NEW YORK – A fast-growing online dating service in Texas says it is offering its users something none of its big competitors can match: a safer date.
True.com, which was founded in Dallas last year, says it now has 3 million active members who agree to have criminal background checks done on themselves and their potential dates.
But Herb Vest, 60, the founder and chief executive of True.com, said that he isn’t satisfied with business success alone. He is lobbying state legislators to change the law so that online dating services must inform their clients whether or not they run background checks.
“We believe it’s our mission to end the divorce rate in the U.S., so we have to provide a wholesome environment,” said Vest, whose lobbying has led to proposed bills in Ohio, Michigan, Virginia, Florida and California.

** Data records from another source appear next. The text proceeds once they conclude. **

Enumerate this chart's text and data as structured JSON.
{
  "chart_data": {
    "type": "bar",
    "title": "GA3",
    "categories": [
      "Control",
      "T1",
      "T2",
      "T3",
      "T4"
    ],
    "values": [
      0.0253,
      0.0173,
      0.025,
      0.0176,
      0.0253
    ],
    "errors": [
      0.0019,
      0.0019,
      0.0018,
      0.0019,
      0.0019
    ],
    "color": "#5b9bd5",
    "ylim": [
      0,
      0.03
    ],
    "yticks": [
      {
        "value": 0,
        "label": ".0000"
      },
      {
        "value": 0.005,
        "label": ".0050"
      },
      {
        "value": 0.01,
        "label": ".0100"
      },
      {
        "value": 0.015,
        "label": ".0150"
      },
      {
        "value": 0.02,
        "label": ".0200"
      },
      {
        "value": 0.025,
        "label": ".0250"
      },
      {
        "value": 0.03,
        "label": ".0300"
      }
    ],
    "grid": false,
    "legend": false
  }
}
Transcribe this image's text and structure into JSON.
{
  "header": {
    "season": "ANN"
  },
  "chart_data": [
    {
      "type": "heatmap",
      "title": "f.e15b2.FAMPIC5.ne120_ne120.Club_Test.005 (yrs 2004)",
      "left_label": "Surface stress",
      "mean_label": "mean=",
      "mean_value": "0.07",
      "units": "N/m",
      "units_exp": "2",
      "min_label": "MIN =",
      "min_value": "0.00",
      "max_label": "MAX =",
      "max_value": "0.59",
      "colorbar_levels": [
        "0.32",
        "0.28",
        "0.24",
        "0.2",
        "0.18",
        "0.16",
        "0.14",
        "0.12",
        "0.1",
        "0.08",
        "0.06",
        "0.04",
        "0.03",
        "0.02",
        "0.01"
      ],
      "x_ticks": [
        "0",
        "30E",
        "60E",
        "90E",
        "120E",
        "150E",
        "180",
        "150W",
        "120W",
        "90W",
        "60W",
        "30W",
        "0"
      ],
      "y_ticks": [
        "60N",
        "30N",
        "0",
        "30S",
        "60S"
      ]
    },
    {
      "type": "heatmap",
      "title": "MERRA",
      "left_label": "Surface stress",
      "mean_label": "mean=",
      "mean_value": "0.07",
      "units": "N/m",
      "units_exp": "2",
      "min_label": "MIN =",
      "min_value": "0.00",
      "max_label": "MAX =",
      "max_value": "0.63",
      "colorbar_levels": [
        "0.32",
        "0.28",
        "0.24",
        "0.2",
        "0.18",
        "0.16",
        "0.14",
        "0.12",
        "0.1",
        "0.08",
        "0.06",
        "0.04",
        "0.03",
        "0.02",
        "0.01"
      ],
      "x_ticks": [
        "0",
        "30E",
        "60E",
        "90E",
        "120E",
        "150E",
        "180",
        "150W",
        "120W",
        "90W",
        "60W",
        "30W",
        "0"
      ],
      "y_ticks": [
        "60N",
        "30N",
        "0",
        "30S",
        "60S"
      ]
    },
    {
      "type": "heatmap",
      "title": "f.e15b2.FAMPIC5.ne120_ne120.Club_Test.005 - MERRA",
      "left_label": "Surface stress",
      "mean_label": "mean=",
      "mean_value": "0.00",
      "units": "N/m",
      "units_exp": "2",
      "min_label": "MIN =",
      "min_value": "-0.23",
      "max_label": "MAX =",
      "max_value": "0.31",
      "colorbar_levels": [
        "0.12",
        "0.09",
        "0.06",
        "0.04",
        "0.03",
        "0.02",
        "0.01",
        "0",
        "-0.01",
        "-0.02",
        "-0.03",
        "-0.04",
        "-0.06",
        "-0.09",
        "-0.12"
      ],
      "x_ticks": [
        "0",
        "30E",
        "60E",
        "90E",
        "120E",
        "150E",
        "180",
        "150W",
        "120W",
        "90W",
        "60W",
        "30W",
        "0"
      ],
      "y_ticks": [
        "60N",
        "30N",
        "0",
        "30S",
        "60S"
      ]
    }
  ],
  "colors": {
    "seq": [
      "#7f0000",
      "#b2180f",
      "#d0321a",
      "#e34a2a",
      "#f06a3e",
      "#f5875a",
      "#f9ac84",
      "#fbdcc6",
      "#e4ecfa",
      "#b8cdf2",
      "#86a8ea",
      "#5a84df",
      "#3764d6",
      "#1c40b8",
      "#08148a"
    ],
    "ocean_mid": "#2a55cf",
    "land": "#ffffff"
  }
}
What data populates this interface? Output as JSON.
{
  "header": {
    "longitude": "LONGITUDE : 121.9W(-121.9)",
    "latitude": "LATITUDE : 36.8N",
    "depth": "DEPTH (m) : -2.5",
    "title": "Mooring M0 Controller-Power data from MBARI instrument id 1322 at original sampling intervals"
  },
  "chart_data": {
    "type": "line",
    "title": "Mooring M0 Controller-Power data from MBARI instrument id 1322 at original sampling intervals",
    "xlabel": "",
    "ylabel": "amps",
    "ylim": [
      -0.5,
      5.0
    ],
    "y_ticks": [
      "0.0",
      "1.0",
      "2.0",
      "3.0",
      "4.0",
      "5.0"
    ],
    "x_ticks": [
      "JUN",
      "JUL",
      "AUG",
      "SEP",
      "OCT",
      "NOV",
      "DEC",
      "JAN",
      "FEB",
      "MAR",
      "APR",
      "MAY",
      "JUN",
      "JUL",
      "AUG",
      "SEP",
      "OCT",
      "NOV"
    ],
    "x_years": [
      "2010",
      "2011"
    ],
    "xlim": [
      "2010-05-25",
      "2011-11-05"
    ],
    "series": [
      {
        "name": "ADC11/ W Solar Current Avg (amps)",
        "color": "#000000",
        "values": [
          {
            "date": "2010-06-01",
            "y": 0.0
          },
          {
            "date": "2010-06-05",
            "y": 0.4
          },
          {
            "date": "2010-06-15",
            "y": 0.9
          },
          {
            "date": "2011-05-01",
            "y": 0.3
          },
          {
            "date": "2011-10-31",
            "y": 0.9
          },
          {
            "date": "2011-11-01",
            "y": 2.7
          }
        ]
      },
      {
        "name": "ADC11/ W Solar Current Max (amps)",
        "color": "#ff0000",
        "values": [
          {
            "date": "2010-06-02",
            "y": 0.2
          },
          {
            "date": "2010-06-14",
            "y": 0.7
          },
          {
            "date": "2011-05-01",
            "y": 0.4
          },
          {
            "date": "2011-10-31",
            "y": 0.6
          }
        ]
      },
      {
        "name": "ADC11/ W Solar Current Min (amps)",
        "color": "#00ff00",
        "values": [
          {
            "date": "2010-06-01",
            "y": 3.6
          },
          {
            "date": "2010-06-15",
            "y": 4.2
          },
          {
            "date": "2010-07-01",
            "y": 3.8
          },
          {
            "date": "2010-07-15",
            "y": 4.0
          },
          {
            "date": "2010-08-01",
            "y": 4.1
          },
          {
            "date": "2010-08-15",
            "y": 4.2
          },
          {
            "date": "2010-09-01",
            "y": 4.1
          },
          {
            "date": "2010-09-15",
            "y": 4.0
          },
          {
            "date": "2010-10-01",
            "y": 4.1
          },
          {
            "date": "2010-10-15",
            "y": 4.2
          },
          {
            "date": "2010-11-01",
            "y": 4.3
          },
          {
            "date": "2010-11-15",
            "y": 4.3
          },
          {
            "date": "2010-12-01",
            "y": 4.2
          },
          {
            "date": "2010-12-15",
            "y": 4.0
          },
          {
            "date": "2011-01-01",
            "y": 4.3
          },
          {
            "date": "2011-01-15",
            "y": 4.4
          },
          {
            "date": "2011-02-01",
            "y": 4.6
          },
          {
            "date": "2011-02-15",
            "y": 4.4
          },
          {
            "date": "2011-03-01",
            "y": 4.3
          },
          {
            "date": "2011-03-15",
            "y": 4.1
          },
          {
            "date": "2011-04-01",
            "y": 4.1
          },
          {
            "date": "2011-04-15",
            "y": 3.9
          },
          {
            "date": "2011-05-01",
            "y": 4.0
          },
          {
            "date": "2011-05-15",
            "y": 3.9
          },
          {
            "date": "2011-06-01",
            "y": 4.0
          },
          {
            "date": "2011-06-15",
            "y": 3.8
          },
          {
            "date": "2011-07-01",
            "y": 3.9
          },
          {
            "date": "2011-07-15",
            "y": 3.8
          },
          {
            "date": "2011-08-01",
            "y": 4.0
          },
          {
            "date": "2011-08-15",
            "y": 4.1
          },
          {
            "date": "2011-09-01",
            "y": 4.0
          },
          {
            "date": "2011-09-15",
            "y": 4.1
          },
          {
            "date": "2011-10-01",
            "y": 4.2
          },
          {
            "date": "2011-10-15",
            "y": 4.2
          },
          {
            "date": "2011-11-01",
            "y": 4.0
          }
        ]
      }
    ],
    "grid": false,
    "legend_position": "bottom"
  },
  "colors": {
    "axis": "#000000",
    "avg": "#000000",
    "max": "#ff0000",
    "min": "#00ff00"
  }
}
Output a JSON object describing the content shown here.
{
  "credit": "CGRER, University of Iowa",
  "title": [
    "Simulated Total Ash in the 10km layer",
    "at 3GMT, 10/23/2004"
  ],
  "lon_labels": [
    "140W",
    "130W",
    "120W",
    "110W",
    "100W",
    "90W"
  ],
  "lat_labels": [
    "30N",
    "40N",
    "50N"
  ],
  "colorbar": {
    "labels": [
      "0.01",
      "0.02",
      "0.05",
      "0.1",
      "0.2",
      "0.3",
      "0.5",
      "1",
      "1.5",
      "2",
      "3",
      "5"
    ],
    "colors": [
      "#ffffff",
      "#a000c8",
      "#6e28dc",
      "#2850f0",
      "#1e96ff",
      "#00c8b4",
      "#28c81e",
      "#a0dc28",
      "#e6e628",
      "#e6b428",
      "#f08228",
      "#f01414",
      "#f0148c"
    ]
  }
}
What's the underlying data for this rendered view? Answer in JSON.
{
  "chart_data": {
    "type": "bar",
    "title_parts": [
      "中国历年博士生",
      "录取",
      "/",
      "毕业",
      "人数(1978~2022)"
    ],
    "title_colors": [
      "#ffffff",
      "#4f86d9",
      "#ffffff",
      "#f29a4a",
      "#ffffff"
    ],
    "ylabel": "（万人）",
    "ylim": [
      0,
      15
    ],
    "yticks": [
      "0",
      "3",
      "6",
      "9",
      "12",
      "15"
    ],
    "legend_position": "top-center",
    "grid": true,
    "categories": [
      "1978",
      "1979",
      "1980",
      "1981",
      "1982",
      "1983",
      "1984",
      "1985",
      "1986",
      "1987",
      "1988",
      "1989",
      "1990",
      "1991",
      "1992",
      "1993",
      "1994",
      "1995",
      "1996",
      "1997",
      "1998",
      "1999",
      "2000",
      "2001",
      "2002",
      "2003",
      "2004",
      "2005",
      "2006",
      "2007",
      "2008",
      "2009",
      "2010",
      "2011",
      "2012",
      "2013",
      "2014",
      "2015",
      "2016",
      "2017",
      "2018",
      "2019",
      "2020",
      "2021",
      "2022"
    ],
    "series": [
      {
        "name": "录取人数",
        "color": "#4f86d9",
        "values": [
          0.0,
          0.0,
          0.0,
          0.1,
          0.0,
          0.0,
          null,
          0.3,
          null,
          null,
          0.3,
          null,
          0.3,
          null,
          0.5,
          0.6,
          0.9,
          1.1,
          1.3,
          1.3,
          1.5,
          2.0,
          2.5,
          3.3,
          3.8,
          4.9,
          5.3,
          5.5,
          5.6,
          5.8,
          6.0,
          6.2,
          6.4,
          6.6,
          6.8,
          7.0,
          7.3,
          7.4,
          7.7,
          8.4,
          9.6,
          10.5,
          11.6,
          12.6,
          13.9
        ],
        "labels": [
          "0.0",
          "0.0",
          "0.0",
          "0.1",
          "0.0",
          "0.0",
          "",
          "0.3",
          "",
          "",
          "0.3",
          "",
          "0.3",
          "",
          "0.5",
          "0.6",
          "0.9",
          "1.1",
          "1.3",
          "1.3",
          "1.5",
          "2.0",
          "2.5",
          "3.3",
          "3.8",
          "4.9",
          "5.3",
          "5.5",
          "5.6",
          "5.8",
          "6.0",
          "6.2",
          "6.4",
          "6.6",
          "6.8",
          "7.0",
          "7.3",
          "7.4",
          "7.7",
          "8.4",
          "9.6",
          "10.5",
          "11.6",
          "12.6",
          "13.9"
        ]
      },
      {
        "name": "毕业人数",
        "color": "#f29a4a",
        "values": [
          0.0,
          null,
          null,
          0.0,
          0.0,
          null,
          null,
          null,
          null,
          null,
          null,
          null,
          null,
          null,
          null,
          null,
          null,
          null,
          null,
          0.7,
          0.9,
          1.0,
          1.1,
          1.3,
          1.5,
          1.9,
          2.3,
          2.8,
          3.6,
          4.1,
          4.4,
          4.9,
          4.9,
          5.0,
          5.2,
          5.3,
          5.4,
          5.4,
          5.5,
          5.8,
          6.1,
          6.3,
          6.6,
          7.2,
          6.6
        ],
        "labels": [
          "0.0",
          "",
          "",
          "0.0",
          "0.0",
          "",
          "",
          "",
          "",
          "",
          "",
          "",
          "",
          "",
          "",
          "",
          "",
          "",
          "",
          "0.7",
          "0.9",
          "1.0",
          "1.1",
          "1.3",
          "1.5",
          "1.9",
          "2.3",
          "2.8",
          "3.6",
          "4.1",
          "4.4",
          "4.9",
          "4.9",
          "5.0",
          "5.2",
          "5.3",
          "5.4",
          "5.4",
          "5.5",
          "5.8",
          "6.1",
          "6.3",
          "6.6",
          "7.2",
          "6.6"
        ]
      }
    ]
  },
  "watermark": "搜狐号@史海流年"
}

If the legislation goes through, “you would see companies that offer online dating services would quickly start running background checks,” said Ohio state Rep. W. Scott Oelslager, a supporter of the bill. None of the six states has passed the legislation yet.
But critics say that True.com is preying on unsubstantiated fears that online dating is less safe than regular dating, presenting background checks as a panacea even though they are a flawed measure of criminal activity, demonizing the former prisoner population and working to legislate its business model to gain an edge over its competition.
Match.com, a division of the Internet giant InterActiveCorp, which has 18 million online dating members, surveyed its clients and found that 80 percent did not favor the legislation. “We’re not in the business of legislating love,” said Kristin S. Kelly, a senior director of public relations at Match.com.
Criminal background checks “might give someone a false sense of security,” said Gregg McCrary, a retired FBI profiler. “Only the FBI and other law enforcement have access to federal records,” McCrary said. “States don’t provide complete data.”
“I can’t imagine anyone in this day and age would go online assuming any level of safety, because it just doesn’t exist,” said Laura Daniels, an executive recruiter based in Forth Worth, Texas, who regularly runs background checks on her clients for employment purposes. “From my own professional experience, background checks aren’t accurate unless you go back 10 years and to different states, and still you can’t gather complete information.”
But proponents of the legislation say they are not looking for a guarantee of safety.
“The background checks won’t be 100 percent effective, but if they’re 50 percent effective, then that’s better than nothing,” said Jayne Hitchcock, the president of Working to Halt Online Abuse, a nonprofit group that monitors online harassment. WHOA said it works to empower victims and educate online users and law-enforcement personnel.
“This year so far we’ve received half a dozen complaints of harassment from people who met through an online dating service,” Hitchcock said. The highest number of complaints came from people who met through an online bidding service, in which the seller or buyer filed a harassment complaint, Hitchcock said.
According to statistics posted on WHOA’s Web site, more than half of self-reported complaints of harassment began either through an e-mail correspondence or from an Internet message board. “We don’t have it broken down by online dating,” Hitchcock said.
Others argue for some kind of regulation, particularly with regard to sex offenders. “Sexual predators will use any means possible to obtain victims,” said McCrary, the retired FBI profiler.
“More than 90 percent of sex offenders we monitor are getting in these online dating services,” said Grace Davis, the lead trainer at IPPC, an Internet and computer-monitoring system used by probation, parole and pretrial services.
IPPC monitored computer usage of sex offenders who were under a court order. Davis declined to give the total number of sex offenders monitored through IPPC.
Meanwhile, defenders of an unregulated online dating scene say this is much ado about nothing.
“I would say there are more safety issues when you meet people in bars,” said Daniels, who has been a member of Match.com for two years. “Or if I go to a mixer or a church singles group. I just have no expectation that any one group has a safer background than another.”
What’s more, advocates of ex-convicts’ rights say that the proposed legislation surrounding background checks is discriminatory.
“I think that’s another form of discrimination,” said Jason Bell, 33, who served 91/2 years in prison for an attempted murder conviction when he was 20.
Bell now works at Project Rebound, a program at San Francisco State University that helps former convicts attend college.
Bell has gone through the program and expects to graduate with a bachelor’s degree in sociology this spring.
“Unfortunately, it’s absolutely true” that the legislation “is discriminatory against criminals,” said Vest of True.com, whose father was killed during a crime. “But if that hurts their feelings, it doesn’t bother me a bit.”
Critics also pointed to a glitch. If the law were passed in one state and not another, how would that affect daters? “We have to work out these mechanics,” Oelslager said.
Some online startups – such as trustadate.com and safedate.com – are providing customers with the option of running a criminal background check on a potential date for a small fee.
“You can request someone to become a safe dater,” said Jeff Collins, 43, the chief executive of Safe Date and Integrated Screening Partners in Austin, Texas, which has provided background checks for employers for 11 years. “‘I’d like to meet you but I’m a single mom, so would you go through the process.”‘
Some regular users, though, don’t like the attention at all – particularly from the government. “Online dating is just a goofy way to meet people,” said Daniels, the Match.com user. “And the legislature has no business in my dating life.”